Wait a minute.  I don't get this.  Why take the min of MaxLength and (std::numeric_limits<unsigned>::max() - sizeof(StringImpl))?

Comment 8 Mark Lam 2018-12-19 16:23:14 PST

Comment on attachment 357741 [details]
Patch

View in context: https://bugs.webkit.org/attachment.cgi?id=357741&action=review

>>>> Source/WTF/wtf/text/StringImpl.cpp:196
>>>> +    if (length > std::min(static_cast<size_t>(MaxLength), (std::numeric_limits<unsigned>::max() - sizeof(StringImpl)) / sizeof(CharacterType)))
>>> 
>>> Would it be possible to use a template function like this?
>>> 
>>>     template<typename CharacterType>
>>>     constexpr size_t maxUtf8Length() { return std::min(static_cast<size_t>(MaxLength), (std::numeric_limits<unsigned>::max() - sizeof(StringImpl)) / sizeof(CharacterType)); }
>>> 
>>> constexpr would be nice, but if that doesn't work, just change it to inline instead.  This allows you to define this limit in one place instead of 3.
>> 
>> I forgot: this should be a static method.
> 
> Wait a minute.  I don't get this.  Why take the min of MaxLength and (std::numeric_limits<unsigned>::max() - sizeof(StringImpl))?

OK, I get it:
1. The actual bytes allocated is allocationSize<CharacterType>(length) which adds the sizeof(StringImpl) to length * sizeof(CharacterType).
2. For an 8bit char, the limit we'll use is always MaxLength.
3. For a 16-bit char, the limit can't be MaxLength because at MaxLength, length * sizeof(CharacterType) is already equal to UINT_MAX.  Hence, adding sizeof(StringImpl) would overflow length.

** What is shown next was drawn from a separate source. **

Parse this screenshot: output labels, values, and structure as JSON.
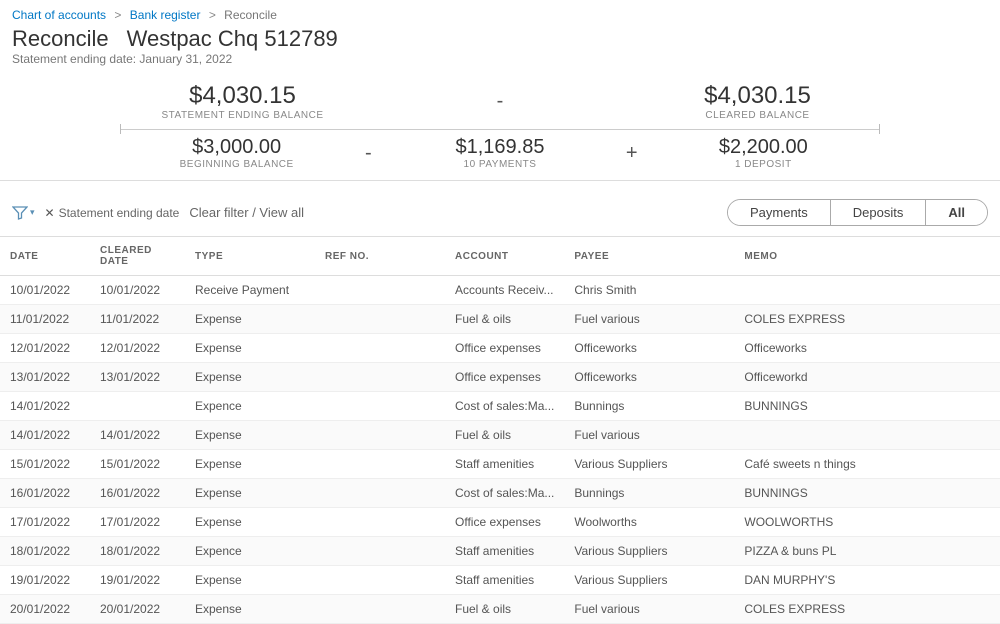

This also means that my choice of name for the method maxUtf8Length() is wrong.  This has nothing to do with utf8 strings.  Can you do use a method instead:

    template<typename CharacterType>
    static constexpr unsigned maxInternalLength()
    {
        // In order to not overflow the unsigned length, the check for (std::numeric_limits<unsigned>::max() - sizeof(StringImpl)) is needed when sizeof(CharacterType) == 2.
        return std::min(static_cast<size_t>(MaxLength), (std::numeric_limits<unsigned>::max() - sizeof(StringImpl)) / sizeof(CharacterType));
    }

Sorry for the r- noise earlier.

Comment 9 Tadeu Zagallo 2018-12-20 07:28:55 PST

Created attachment 357811 [details]
Patch for landing

Comment 10 WebKit Commit Bot 2018-12-20 08:06:55 PST

Comment on attachment 357811 [details]
Patch for landing

Clearing flags on attachment: 357811

Committed r239439: <https://trac.webkit.org/changeset/239439>

Comment 11 WebKit Commit Bot 2018-12-20 08:06:57 PST

All reviewed patches have been landed.  Closing bug.